L’Armée du Salut // De Abdellah Taïa. Avec Saïd Mrini et Karim Ait M’Hand.
Jouant la carte de la confusion des sentiments, L’Armée du Salut est un film qui a le mérite de parler de quelque chose d’assez beau mais de façon peut-être un peu trop maladroite. Disons que l’histoire est assez difficile mais disons que l’idée qu’un jeune garçon soit amoureux de son propre frère, c’est tout de même assez intriguant au premier abord. Le film aborde tout un tas de sujets, notamment la place du français à Casablanca et le fait qu’il s’agisse d’une langue qui peut permettre à des gens comme Abdellah de sortir de son pays et de vivre une vie plus confortable ailleurs. Cela pose aussi le problème de la vie dans ce pays où certains ont baissé les bras et d’autres ont simplement l’envie de s’en sortir. L’Armée du Salut aurait pu être un film magnifique, notamment pour le constat social et la place de l’homosexualité dans cette société (à base d’hommes mariés qui vont trouver leur bonheur chez des petits jeunes comme Abdellah qu’ils pourront récompenser d’une pastèque par exemple). Sauf que ce qui aurait pu fonctionner ne fonctionne pas toujours et le scénario devient très rapidement confus, étrange sans parvenir à aller au bout de ce qu’il peut dénoncer ou exposer.
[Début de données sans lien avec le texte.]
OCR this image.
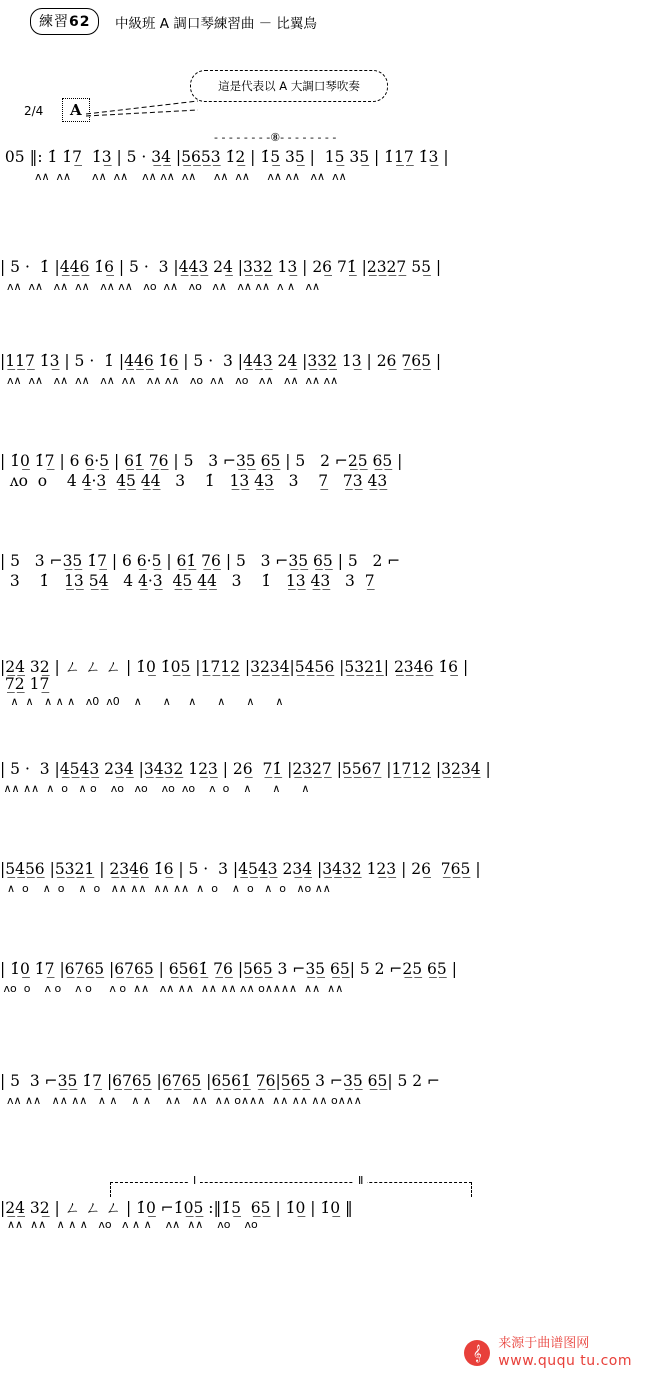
練習62	中級班 A 調口琴練習曲 － 比翼鳥
這是代表以 A 大調口琴吹奏
2/4	A
- - - - - - - -⑧- - - - - - - -
05 ‖: 1̇ 1̇7̲  1̇3̲ | 5 · 3̲4̲ |5̲6̲5̲3̲ 1̇2̲ | 1̇5̲ 35̲ |  15̲ 35̲ | 1̇1̲7̲ 1̇3̲ |
ʌ∧  ʌ∧      ʌ∧  ʌ∧    ʌ∧ ʌ∧  ʌ∧     ʌ∧  ʌ∧     ʌ∧ ʌ∧   ʌ∧  ʌ∧
| 5 ·  1̇ |4̲4̲6̲ 1̇6̲ | 5 ·  3 |4̲4̲3̲ 24̲ |3̲3̲2̲ 13̲ | 26̲ 71̲̇ |2̲3̲2̲7̲ 55̲ |
ʌ∧  ʌ∧   ʌ∧  ʌ∧   ʌ∧ ʌ∧   ʌo  ʌ∧   ʌo   ʌ∧   ʌ∧ ʌ∧  ʌ ∧   ʌ∧
|1̲1̲7̲ 1̇3̲ | 5 ·  1̇ |4̲4̲6̲ 1̇6̲ | 5 ·  3 |4̲4̲3̲ 24̲ |3̲3̲2̲ 13̲ | 26̲ 7̲6̲5̲ |
ʌ∧  ʌ∧   ʌ∧  ʌ∧   ʌ∧  ʌ∧   ʌ∧ ʌ∧   ʌo  ʌ∧   ʌo   ʌ∧   ʌ∧  ʌ∧ ʌ∧
| 1̇0̲ 1̇7̲ | 6 6̲·5̲ | 6̲1̲̇ 7̲6̲ | 5   3 ⌐3̲5̲ 6̲5̲ | 5   2 ⌐2̲5̲ 6̲5̲ |
ʌo  o    4 4̲·3̲  4̲5̲ 4̲4̲   3    1̇   1̲3̲ 4̲3̲   3    7̲   7̲3̲ 4̲3̲
| 5   3 ⌐3̲5̲ 1̇7̲ | 6 6̲·5̲ | 6̲1̲̇ 7̲6̲ | 5   3 ⌐3̲5̲ 6̲5̲ | 5   2 ⌐
3    1̇   1̲3̲ 5̲4̲   4 4̲·3̲  4̲5̲ 4̲4̲   3    1̇   1̲3̲ 4̲3̲   3  7̲
|2̲4̲ 32̲ | ㄥ ㄥ ㄥ | 1̇0̲ 1̇0̲5̲ |1̲7̲1̲2̲ |3̲2̲3̲4̲|5̲4̲5̲6̲ |5̲3̲2̲1̲| 2̲3̲4̲6̲ 1̇6̲ |
7̲2̲ 17̲
∧  ∧   ∧ ∧ ∧   ʌ0  ʌ0    ∧      ∧     ∧      ∧      ∧      ∧
| 5 ·  3 |4̲5̲4̲3̲ 23̲4̲ |3̲4̲3̲2̲ 12̲3̲ | 26̲  7̲1̲̇ |2̲3̲2̲7̲ |5̲5̲6̲7̲ |1̲7̲1̲2̲ |3̲2̲3̲4̲ |
∧∧ ∧∧  ∧  o   ∧ o    ʌo   ʌo    ʌo  ʌo    ʌ  o    ∧      ∧      ∧
|5̲4̲5̲6̲ |5̲3̲2̲1̲ | 2̲3̲4̲6̲ 1̇6̲ | 5 ·  3 |4̲5̲4̲3̲ 23̲4̲ |3̲4̲3̲2̲ 12̲3̲ | 26̲  7̲6̲5̲ |
∧  o    ∧  o    ∧  o   ∧∧ ∧∧  ∧∧ ∧∧  ∧  o    ∧  o   ∧  o   ∧o ∧∧
| 1̇0̲ 1̇7̲ |6̲7̲6̲5̲ |6̲7̲6̲5̲ | 6̲5̲6̲1̲̇ 7̲6̲ |5̲6̲5̲ 3 ⌐3̲5̲ 6̲5̲| 5 2 ⌐2̲5̲ 6̲5̲ |
ʌo  o    ʌ o    ʌ o     ʌ o  ∧∧   ʌ∧ ∧∧  ∧∧ ∧∧ ʌ∧ o∧∧∧∧  ∧∧  ∧∧
| 5  3 ⌐3̲5̲ 1̇7̲ |6̲7̲6̲5̲ |6̲7̲6̲5̲ |6̲5̲6̲1̲̇ 7̲6̲|5̲6̲5̲ 3 ⌐3̲5̲ 6̲5̲| 5 2 ⌐
ʌ∧ ∧∧   ∧∧ ∧∧   ∧ ∧    ∧ ∧    ∧∧   ∧∧  ∧∧ o∧∧∧  ∧∧ ∧∧ ∧∧ o∧∧∧
Ⅰ	Ⅱ
|2̲4̲ 32̲ | ㄥ ㄥ ㄥ | 1̇0̲ ⌐1̇0̲5̲ :‖1̇5̲  6̲5̲ | 1̇0̲ | 1̇0̲ ‖
∧∧  ∧∧   ∧ ∧ ∧   ʌo   ʌ ∧ ∧    ʌ∧  ∧∧    ʌo    ʌo
𝄞
来源于曲谱图网
www.ququ tu.com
Dans un quartier populaire de Casablanca, Abdellah, adolescent homosexuel, essaie de se construire au sein d’une famille nombreuse, entre une mère autoritaire et un frère aîné qu’il aime passionnément.
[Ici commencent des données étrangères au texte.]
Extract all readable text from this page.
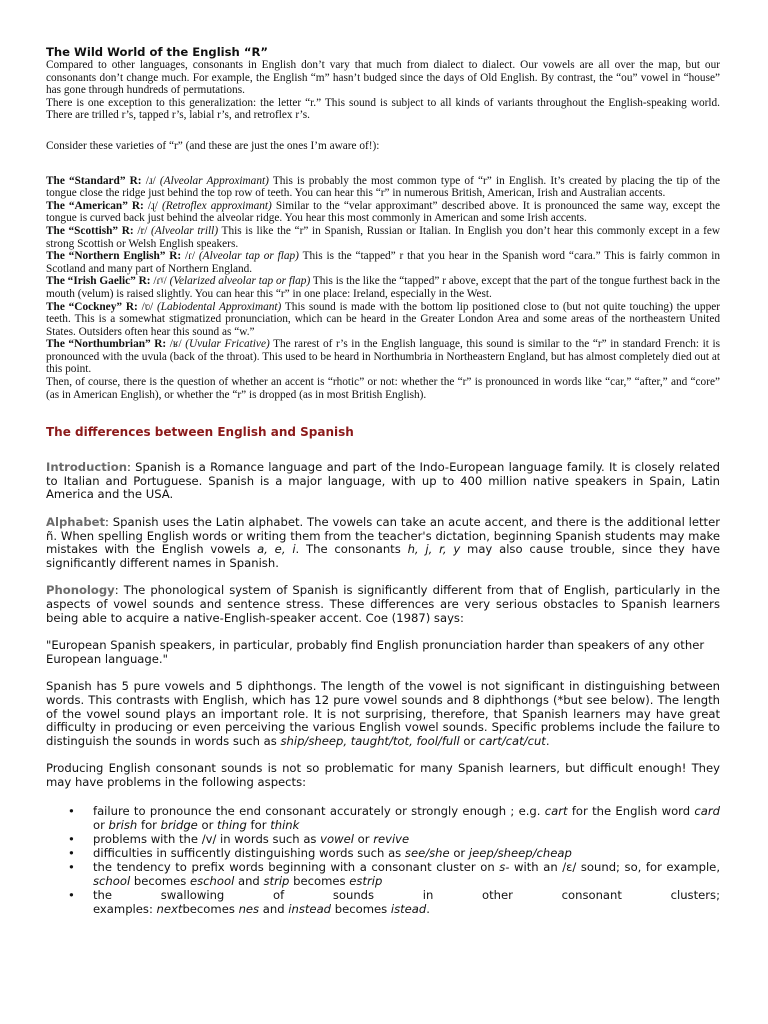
The Wild World of the English “R”

Compared to other languages, consonants in English don’t vary that much from dialect to dialect. Our vowels are all over the map, but our consonants don’t change much. For example, the English “m” hasn’t budged since the days of Old English. By contrast, the “ou” vowel in “house” has gone through hundreds of permutations.

There is one exception to this generalization: the letter “r.” This sound is subject to all kinds of variants throughout the English-speaking world. There are trilled r’s, tapped r’s, labial r’s, and retroflex r’s.

Consider these varieties of “r” (and these are just the ones I’m aware of!):

The “Standard” R: /ɹ/ (Alveolar Approximant) This is probably the most common type of “r” in English. It’s created by placing the tip of the tongue close the ridge just behind the top row of teeth. You can hear this “r” in numerous British, American, Irish and Australian accents.

The “American” R: /ɻ/ (Retroflex approximant) Similar to the “velar approximant” described above. It is pronounced the same way, except the tongue is curved back just behind the alveolar ridge. You hear this most commonly in American and some Irish accents.

The “Scottish” R: /r/ (Alveolar trill) This is like the “r” in Spanish, Russian or Italian. In English you don’t hear this commonly except in a few strong Scottish or Welsh English speakers.

The “Northern English” R: /ɾ/ (Alveolar tap or flap) This is the “tapped” r that you hear in the Spanish word “cara.” This is fairly common in Scotland and many part of Northern England.

The “Irish Gaelic” R: /ɾˠ/ (Velarized alveolar tap or flap) This is the like the “tapped” r above, except that the part of the tongue furthest back in the mouth (velum) is raised slightly. You can hear this “r” in one place: Ireland, especially in the West.

The “Cockney” R: /ʋ/ (Labiodental Approximant) This sound is made with the bottom lip positioned close to (but not quite touching) the upper teeth. This is a somewhat stigmatized pronunciation, which can be heard in the Greater London Area and some areas of the northeastern United States. Outsiders often hear this sound as “w.”

The “Northumbrian” R: /ʁ/ (Uvular Fricative) The rarest of r’s in the English language, this sound is similar to the “r” in standard French: it is pronounced with the uvula (back of the throat). This used to be heard in Northumbria in Northeastern England, but has almost completely died out at this point.

Then, of course, there is the question of whether an accent is “rhotic” or not: whether the “r” is pronounced in words like “car,” “after,” and “core” (as in American English), or whether the “r” is dropped (as in most British English).

The differences between English and Spanish

Introduction: Spanish is a Romance language and part of the Indo-European language family. It is closely related to Italian and Portuguese. Spanish is a major language, with up to 400 million native speakers in Spain, Latin America and the USA.

Alphabet: Spanish uses the Latin alphabet. The vowels can take an acute accent, and there is the additional letter ñ. When spelling English words or writing them from the teacher's dictation, beginning Spanish students may make mistakes with the English vowels a, e, i. The consonants h, j, r, y may also cause trouble, since they have significantly different names in Spanish.

Phonology: The phonological system of Spanish is significantly different from that of English, particularly in the aspects of vowel sounds and sentence stress. These differences are very serious obstacles to Spanish learners being able to acquire a native-English-speaker accent. Coe (1987) says:

"European Spanish speakers, in particular, probably find English pronunciation harder than speakers of any other European language."

Spanish has 5 pure vowels and 5 diphthongs. The length of the vowel is not significant in distinguishing between words. This contrasts with English, which has 12 pure vowel sounds and 8 diphthongs (*but see below). The length of the vowel sound plays an important role. It is not surprising, therefore, that Spanish learners may have great difficulty in producing or even perceiving the various English vowel sounds. Specific problems include the failure to distinguish the sounds in words such as ship/sheep, taught/tot, fool/full or cart/cat/cut.

Producing English consonant sounds is not so problematic for many Spanish learners, but difficult enough! They may have problems in the following aspects:

• failure to pronounce the end consonant accurately or strongly enough ; e.g. cart for the English word card or brish for bridge or thing for think
• problems with the /v/ in words such as vowel or revive
• difficulties in sufficently distinguishing words such as see/she or jeep/sheep/cheap
• the tendency to prefix words beginning with a consonant cluster on s- with an /ɛ/ sound; so, for example, school becomes eschool and strip becomes estrip
• the swallowing of sounds in other consonant clusters;
examples: nextbecomes nes and instead becomes istead.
Le parti pris de Abdellah Taïa n’est pas bête et permet de se pencher sur l’homosexualité dans un pays où cela reste quelque chose de très mal accepté mais plutôt que de creuser cette question, le film n’a de cesse de faire des aller retour et de tenter l’exercice du contemplatif sans parvenir à réellement surprendre. Pour faire un bon film silencieux, il faut que les images que l’on voit à l’écran soient parlantes et malheureusement ce n’est jamais ce que l’on a réellement. Le film enchaîne tout un tas de choses, entre les problèmes familiaux du héros, sa relation avec son frère qu’il n’arrive pas à sortir de lui et puis ses plans culs qui semblent plus contraints et forcés que réellement là pour créer une forme de plaisir en lui. Si seulement il couchait pour se faire plaisir alors L’Armée du Salut aurait probablement une toute autre signification. Le plan cul n’est pas quelque chose de nécessaire dans la vie d’un homme comme Abdellah. Certes il cherche son frère à chaque fois qu’il couche avec quelqu’un qui pourrait en partie lui ressembler. Il imagine alors coucher avec lui mais ce n’est pas suffisant et encore moins quelque chose qui permet réellement au message de sortir du lot.
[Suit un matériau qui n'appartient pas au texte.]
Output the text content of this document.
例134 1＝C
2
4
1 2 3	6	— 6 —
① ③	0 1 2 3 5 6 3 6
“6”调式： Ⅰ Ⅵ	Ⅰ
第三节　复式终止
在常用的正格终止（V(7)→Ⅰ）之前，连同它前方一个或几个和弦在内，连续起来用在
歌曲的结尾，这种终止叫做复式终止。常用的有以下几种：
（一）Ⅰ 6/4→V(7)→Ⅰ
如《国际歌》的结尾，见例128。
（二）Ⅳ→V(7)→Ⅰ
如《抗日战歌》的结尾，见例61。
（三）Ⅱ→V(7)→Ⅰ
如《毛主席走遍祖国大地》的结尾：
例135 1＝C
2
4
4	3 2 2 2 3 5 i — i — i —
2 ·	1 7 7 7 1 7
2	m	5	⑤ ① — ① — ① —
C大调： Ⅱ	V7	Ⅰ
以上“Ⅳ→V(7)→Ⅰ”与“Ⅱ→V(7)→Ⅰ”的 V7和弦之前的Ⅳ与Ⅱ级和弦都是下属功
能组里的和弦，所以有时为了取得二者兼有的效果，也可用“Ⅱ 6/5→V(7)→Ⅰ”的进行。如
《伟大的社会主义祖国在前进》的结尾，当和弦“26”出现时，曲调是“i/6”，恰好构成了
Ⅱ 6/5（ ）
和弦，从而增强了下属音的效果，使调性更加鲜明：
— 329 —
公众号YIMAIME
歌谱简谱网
L’homosexualité n’est pas pour autant instrumentalisée. Disons qu’elle n’est pas forcément ce qu’il y a de plus important dans L’Armée du Salut non plus. La façon dont l’histoire évolue reste tout de même assez intéressante. Notamment quand Abdellah se transforme et que l’on peut suivre le personnage à un âge un peu plus avancé. On va découvrir qu’il est finalement devenu une sorte d’homme que l’on peut manipuler à cause de son homosexualité (le fait de payer le triple car il a des petits amis étrangers, etc.). J’aurais aimé avoir beaucoup de compassion pour le héros et adorer ce film mais étant donné que ce dernier ne réussi que très peu de choses, on se demande bien où est-ce que L’Armée du Salut veut bien aller. Le côté militant du film passe complètement à côté de la plaque, encore une fois à cause du scénario qui manque cruellement de forces et peut-être aussi de sagesse. Car on sent que le film tente des choses mais qu’il ne va pas vraiment au bout de ce qu’il tente de mettre en place. Rapidement le héros devient une sorte de pantin que le film trimballe de scènes en scènes avec plein d’idées dedans mais mal arrangées.
Note : 4/10. En bref, malgré quelque chose de solide, L’Armée du Salut manque cruellement d’une consistance que le scénario semble se donner en apparence mais qui le fond, assez creux, brise complètement.